Je sais que je reste désespérement old school mais je reste convaincu qu’au bout du compte l’entreprise doit gagner de l’argent. Tout ce qui y participe directement ou par ricochet est bon, le reste est à oublier. Qu’il s’agisse de marketing ou d’autre chose. On a essayé de me faire comprendre que “ces fois c’est juste bon pour l’image et ça compte”. Où l’art, une fois de plus, de confondre la fin et les moyens. L’image est une manière de générer des ventes non ? La preuve, les entreprises en situation de monopole se soucient rarement de la leur… Et améliorer son image ou sa notoriété en dehors de sa clientèle cible….j’ai du mal de voir l’intérêt. On a même essayé de m’expliquer qu’un récent évènement impliquant des blogueurs enfermés pendant 35h avec un lapin était un tournant fondamental dans l’histoire du marketing car il montrait que finalement on pouvait faire une opération sans attendre de ROI. A d’autres…

Bref le marketing joue à fond la carte des réseaux, des communautés, parfois de manière géniale, parfois non. Mais la fonction marketing, qui semble aujourd’hui tant croire aux bénéfices de l’intéraction avec ses clients potentiels ne devrait elle pas balayer devant sa porte et s’appliquer à elle-même ce qui est bon pour sa marque ? La performance n’est pas qu’externe non ? Elle doit également être organisationnelle et interne.
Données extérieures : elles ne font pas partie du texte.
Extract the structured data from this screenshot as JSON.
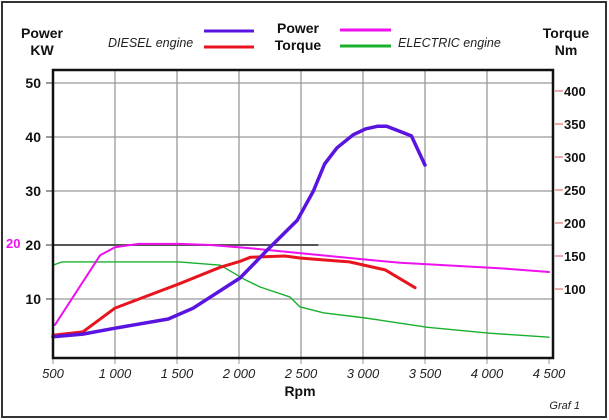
{
  "header": {
    "left_axis_title": [
      "Power",
      "KW"
    ],
    "right_axis_title": [
      "Torque",
      "Nm"
    ],
    "diesel_label": "DIESEL engine",
    "electric_label": "ELECTRIC engine",
    "center_labels": [
      "Power",
      "Torque"
    ]
  },
  "footer": {
    "caption": "Graf 1"
  },
  "colors": {
    "diesel_power": "#5a14e0",
    "diesel_torque": "#e8141e",
    "electric_power": "#ee10ee",
    "electric_torque": "#18b02c",
    "reference_line": "#555555"
  },
  "chart_data": {
    "type": "line",
    "title": "",
    "xlabel": "Rpm",
    "ylabel_left": "Power KW",
    "ylabel_right": "Torque Nm",
    "xlim": [
      500,
      4500
    ],
    "ylim_left": [
      0,
      52
    ],
    "ylim_right": [
      0,
      420
    ],
    "x_ticks": [
      "500",
      "1 000",
      "1 500",
      "2 000",
      "2 500",
      "3 000",
      "3 500",
      "4 000",
      "4 500"
    ],
    "x_tick_values": [
      500,
      1000,
      1500,
      2000,
      2500,
      3000,
      3500,
      4000,
      4500
    ],
    "y_left_ticks": [
      10,
      20,
      30,
      40,
      50
    ],
    "y_right_ticks": [
      100,
      150,
      200,
      250,
      300,
      350,
      400
    ],
    "grid": true,
    "legend_placement": "top",
    "annotation": {
      "label": "20",
      "value": 20,
      "x_range": [
        500,
        2640
      ]
    },
    "series": [
      {
        "name": "DIESEL engine Power",
        "axis": "left",
        "color": "#5a14e0",
        "x": [
          500,
          740,
          1000,
          1430,
          1630,
          2010,
          2225,
          2470,
          2600,
          2690,
          2790,
          2920,
          3020,
          3120,
          3190,
          3390,
          3500
        ],
        "y": [
          3,
          3.5,
          4.6,
          6.3,
          8.3,
          13.9,
          19,
          24.6,
          30,
          35,
          38,
          40.4,
          41.5,
          42,
          42,
          40.2,
          34.8
        ]
      },
      {
        "name": "DIESEL engine Torque",
        "axis": "right",
        "color": "#e8141e",
        "x": [
          500,
          740,
          1000,
          1520,
          1850,
          2010,
          2090,
          2370,
          2490,
          2690,
          2890,
          3180,
          3420
        ],
        "y": [
          30,
          35,
          71,
          108,
          133,
          142,
          148,
          150,
          147,
          144,
          141,
          129,
          102
        ]
      },
      {
        "name": "ELECTRIC engine Power",
        "axis": "left",
        "color": "#ee10ee",
        "x": [
          515,
          880,
          1000,
          1190,
          1520,
          1770,
          2090,
          2490,
          2890,
          3300,
          4100,
          4500
        ],
        "y": [
          5.2,
          18.1,
          19.6,
          20.2,
          20.2,
          20,
          19.4,
          18.5,
          17.6,
          16.7,
          15.7,
          15
        ]
      },
      {
        "name": "ELECTRIC engine Torque",
        "axis": "right",
        "color": "#18b02c",
        "x": [
          500,
          573,
          1520,
          1850,
          2050,
          2170,
          2410,
          2490,
          2680,
          3020,
          3520,
          4020,
          4500
        ],
        "y": [
          136,
          141,
          141,
          136,
          114,
          103,
          88,
          73,
          64,
          56,
          42,
          33,
          27
        ]
      }
    ]
  }
}
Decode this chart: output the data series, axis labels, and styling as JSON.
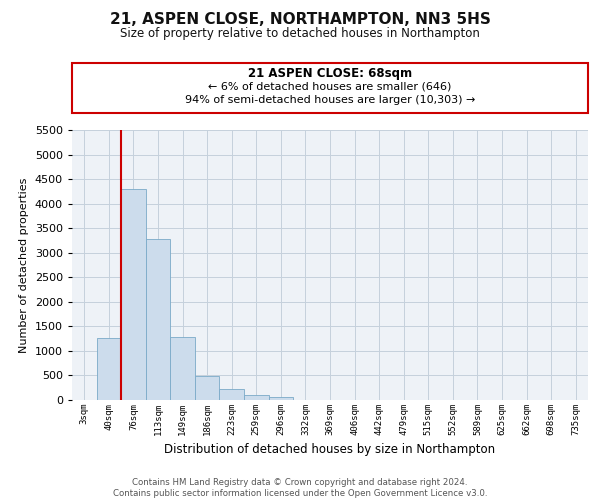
{
  "title": "21, ASPEN CLOSE, NORTHAMPTON, NN3 5HS",
  "subtitle": "Size of property relative to detached houses in Northampton",
  "xlabel": "Distribution of detached houses by size in Northampton",
  "ylabel": "Number of detached properties",
  "bar_labels": [
    "3sqm",
    "40sqm",
    "76sqm",
    "113sqm",
    "149sqm",
    "186sqm",
    "223sqm",
    "259sqm",
    "296sqm",
    "332sqm",
    "369sqm",
    "406sqm",
    "442sqm",
    "479sqm",
    "515sqm",
    "552sqm",
    "589sqm",
    "625sqm",
    "662sqm",
    "698sqm",
    "735sqm"
  ],
  "bar_heights": [
    0,
    1270,
    4300,
    3280,
    1290,
    480,
    230,
    100,
    60,
    0,
    0,
    0,
    0,
    0,
    0,
    0,
    0,
    0,
    0,
    0,
    0
  ],
  "bar_color": "#ccdcec",
  "bar_edge_color": "#7aaac8",
  "ylim": [
    0,
    5500
  ],
  "yticks": [
    0,
    500,
    1000,
    1500,
    2000,
    2500,
    3000,
    3500,
    4000,
    4500,
    5000,
    5500
  ],
  "vline_color": "#cc0000",
  "annotation_title": "21 ASPEN CLOSE: 68sqm",
  "annotation_line1": "← 6% of detached houses are smaller (646)",
  "annotation_line2": "94% of semi-detached houses are larger (10,303) →",
  "annotation_box_color": "#cc0000",
  "footer_line1": "Contains HM Land Registry data © Crown copyright and database right 2024.",
  "footer_line2": "Contains public sector information licensed under the Open Government Licence v3.0.",
  "background_color": "#eef2f7",
  "grid_color": "#c5d0dc"
}
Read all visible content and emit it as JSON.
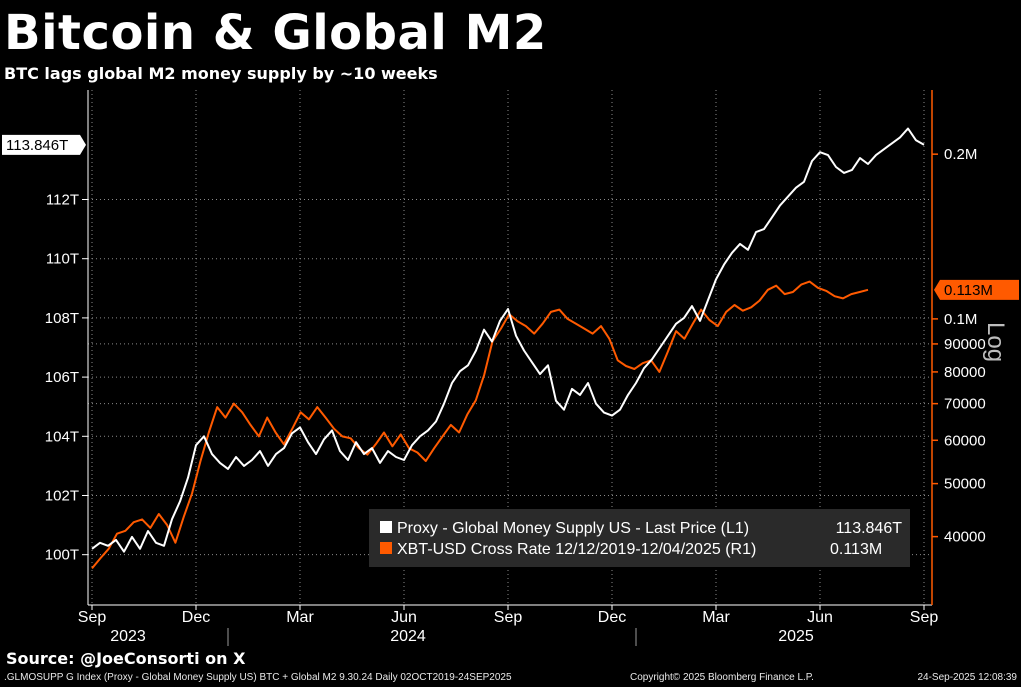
{
  "title": "Bitcoin & Global M2",
  "subtitle": "BTC lags global M2 money supply by ~10 weeks",
  "source": "Source: @JoeConsorti on X",
  "footer": {
    "left": ".GLMOSUPP G Index (Proxy - Global Money Supply US) BTC + Global M2 9.30.24  Daily 02OCT2019-24SEP2025",
    "center": "Copyright© 2025 Bloomberg Finance L.P.",
    "right": "24-Sep-2025 12:08:39"
  },
  "colors": {
    "background": "#000000",
    "m2": "#ffffff",
    "btc": "#ff5a00",
    "grid": "#8a8a8a"
  },
  "chart_data": {
    "type": "line",
    "title": "Bitcoin & Global M2",
    "x_ticks": [
      "Sep",
      "Dec",
      "Mar",
      "Jun",
      "Sep",
      "Dec",
      "Mar",
      "Jun",
      "Sep"
    ],
    "x_tick_index": [
      0,
      13,
      26,
      39,
      52,
      65,
      78,
      91,
      104
    ],
    "years": [
      {
        "label": "2023",
        "index": 4.5
      },
      {
        "label": "2024",
        "index": 39.5
      },
      {
        "label": "2025",
        "index": 88
      }
    ],
    "left_axis": {
      "unit": "T",
      "ticks": [
        "100T",
        "102T",
        "104T",
        "106T",
        "108T",
        "110T",
        "112T"
      ],
      "tick_values": [
        100,
        102,
        104,
        106,
        108,
        110,
        112
      ],
      "range": [
        98.3,
        115.7
      ],
      "last_label": "113.846T",
      "last_value": 113.846
    },
    "right_axis": {
      "scale": "log",
      "label": "Log",
      "ticks": [
        "40000",
        "50000",
        "60000",
        "70000",
        "80000",
        "90000",
        "0.1M",
        "0.2M"
      ],
      "tick_values": [
        40000,
        50000,
        60000,
        70000,
        80000,
        90000,
        100000,
        200000
      ],
      "range": [
        30000,
        262000
      ],
      "last_label": "0.113M",
      "last_value": 113000
    },
    "series": [
      {
        "name": "Proxy - Global Money Supply US - Last Price (L1)",
        "legend_value": "113.846T",
        "axis": "left",
        "values": [
          100.2,
          100.4,
          100.3,
          100.5,
          100.1,
          100.6,
          100.2,
          100.8,
          100.4,
          100.3,
          101.2,
          101.8,
          102.6,
          103.7,
          104.0,
          103.4,
          103.1,
          102.9,
          103.3,
          103.0,
          103.2,
          103.5,
          103.0,
          103.4,
          103.6,
          104.1,
          104.3,
          103.8,
          103.4,
          103.9,
          104.2,
          103.5,
          103.2,
          103.8,
          103.4,
          103.6,
          103.1,
          103.5,
          103.3,
          103.2,
          103.7,
          104.0,
          104.2,
          104.5,
          105.1,
          105.8,
          106.2,
          106.4,
          106.9,
          107.6,
          107.2,
          107.9,
          108.3,
          107.4,
          106.9,
          106.5,
          106.1,
          106.4,
          105.2,
          104.9,
          105.6,
          105.4,
          105.8,
          105.1,
          104.8,
          104.7,
          104.9,
          105.4,
          105.8,
          106.3,
          106.6,
          107.0,
          107.4,
          107.8,
          108.0,
          108.4,
          107.9,
          108.6,
          109.3,
          109.8,
          110.2,
          110.5,
          110.3,
          110.9,
          111.0,
          111.4,
          111.8,
          112.1,
          112.4,
          112.6,
          113.3,
          113.6,
          113.5,
          113.1,
          112.9,
          113.0,
          113.4,
          113.2,
          113.5,
          113.7,
          113.9,
          114.1,
          114.4,
          114.0,
          113.85
        ],
        "color": "#ffffff"
      },
      {
        "name": "XBT-USD Cross Rate 12/12/2019-12/04/2025 (R1)",
        "legend_value": "0.113M",
        "axis": "right",
        "values": [
          35000,
          36500,
          38000,
          40500,
          41000,
          42500,
          43000,
          41500,
          44000,
          42000,
          39000,
          43500,
          48000,
          55000,
          62000,
          69000,
          66000,
          70000,
          67500,
          64000,
          61000,
          66000,
          62000,
          59000,
          63000,
          67500,
          65500,
          69000,
          66000,
          63000,
          61000,
          60500,
          58000,
          56500,
          59000,
          62000,
          58500,
          61500,
          58000,
          57000,
          55000,
          58000,
          61000,
          64000,
          62000,
          67000,
          71000,
          79000,
          91000,
          96000,
          102000,
          99000,
          97000,
          94000,
          98000,
          103000,
          104000,
          100000,
          98000,
          96000,
          94000,
          97000,
          92000,
          84000,
          82000,
          81000,
          83000,
          84000,
          80000,
          87000,
          95000,
          92000,
          98000,
          104000,
          99500,
          97000,
          103000,
          106000,
          103500,
          105000,
          108000,
          113000,
          115000,
          111000,
          112000,
          115500,
          117000,
          114000,
          112500,
          110000,
          109000,
          111000,
          112000,
          113000
        ],
        "color": "#ff5a00"
      }
    ]
  }
}
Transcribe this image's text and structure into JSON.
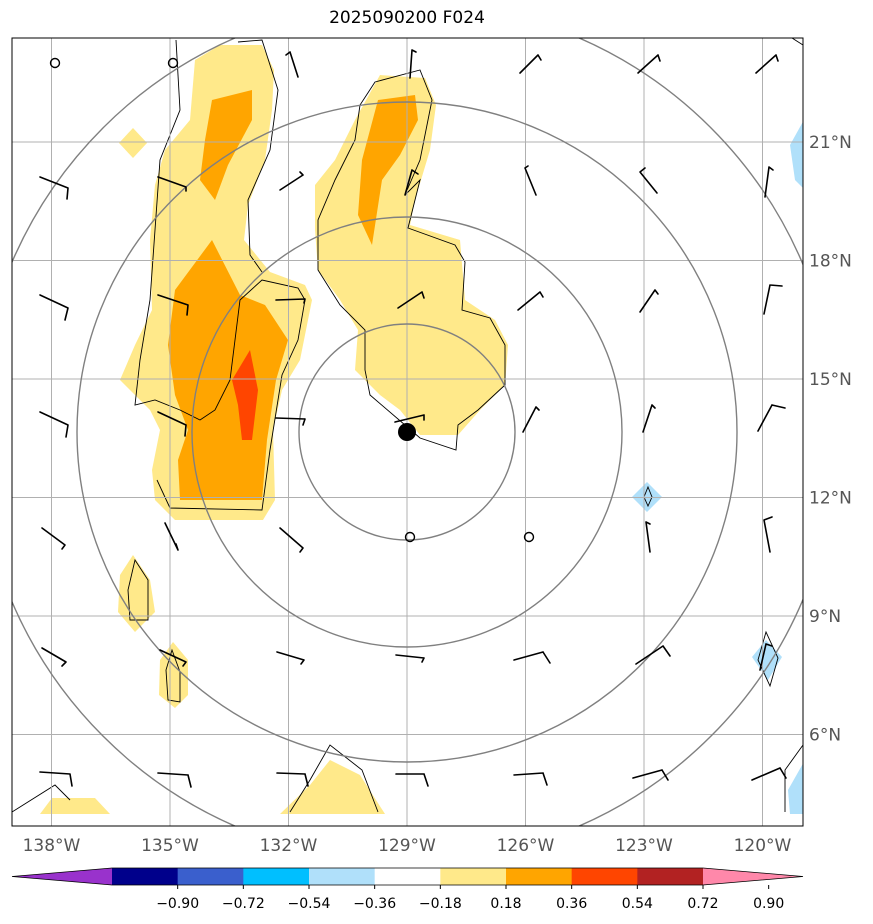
{
  "title": "2025090200 F024",
  "map": {
    "lon_range": [
      -139,
      -119.7
    ],
    "lat_range": [
      4,
      24.5
    ],
    "lon_ticks": [
      -138,
      -135,
      -132,
      -129,
      -126,
      -123,
      -120
    ],
    "lon_tick_labels": [
      "138°W",
      "135°W",
      "132°W",
      "129°W",
      "126°W",
      "123°W",
      "120°W"
    ],
    "lat_ticks": [
      6,
      9,
      12,
      15,
      18,
      21
    ],
    "lat_tick_labels": [
      "6°N",
      "9°N",
      "12°N",
      "15°N",
      "18°N",
      "21°N"
    ],
    "grid": true,
    "center": {
      "lon": -129.0,
      "lat": 13.6
    }
  },
  "colorbar": {
    "tick_labels": [
      "−0.90",
      "−0.72",
      "−0.54",
      "−0.36",
      "−0.18",
      "0.18",
      "0.36",
      "0.54",
      "0.72",
      "0.90"
    ],
    "colors": [
      "#9932cc",
      "#00008b",
      "#3a5fcd",
      "#00bfff",
      "#b0e0fa",
      "#ffffff",
      "#ffe98a",
      "#ffa500",
      "#ff4500",
      "#b22222",
      "#ff88aa"
    ]
  },
  "colors": {
    "light_yellow": "#ffe98a",
    "orange": "#ffa500",
    "red_orange": "#ff4500",
    "light_blue": "#b0e0fa",
    "range_ring": "#808080",
    "grid": "#b0b0b0"
  }
}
Sur ce sujet je ne peux que vous conseiller d’aller lire cette excellente note de Sophie Callies qui en profite pour (enfin !) lancer son blog. Elle nous livre en effet une excellente analyse de l’intérêt des réseaux sociaux pour une direction marketing sous l’angle de la performance organisationnelle. Avec des chiffres, du ROI et une analyse de rentabilité. J’ai eu souvent l’occasion de croiser et d’apprendre à connaitre Sophie ces derniers temps et ne peux que vous recommander de suivre ses analyses et ses réflexions : c’est une grande professionnelle totalement “focus” sur la performance et le résultat. En termes de chiffres, pas de vent.

Un excellent complément du non moins excellent blog de Jean-Marc Bellot dédié à la vente et à la fonction commerciale.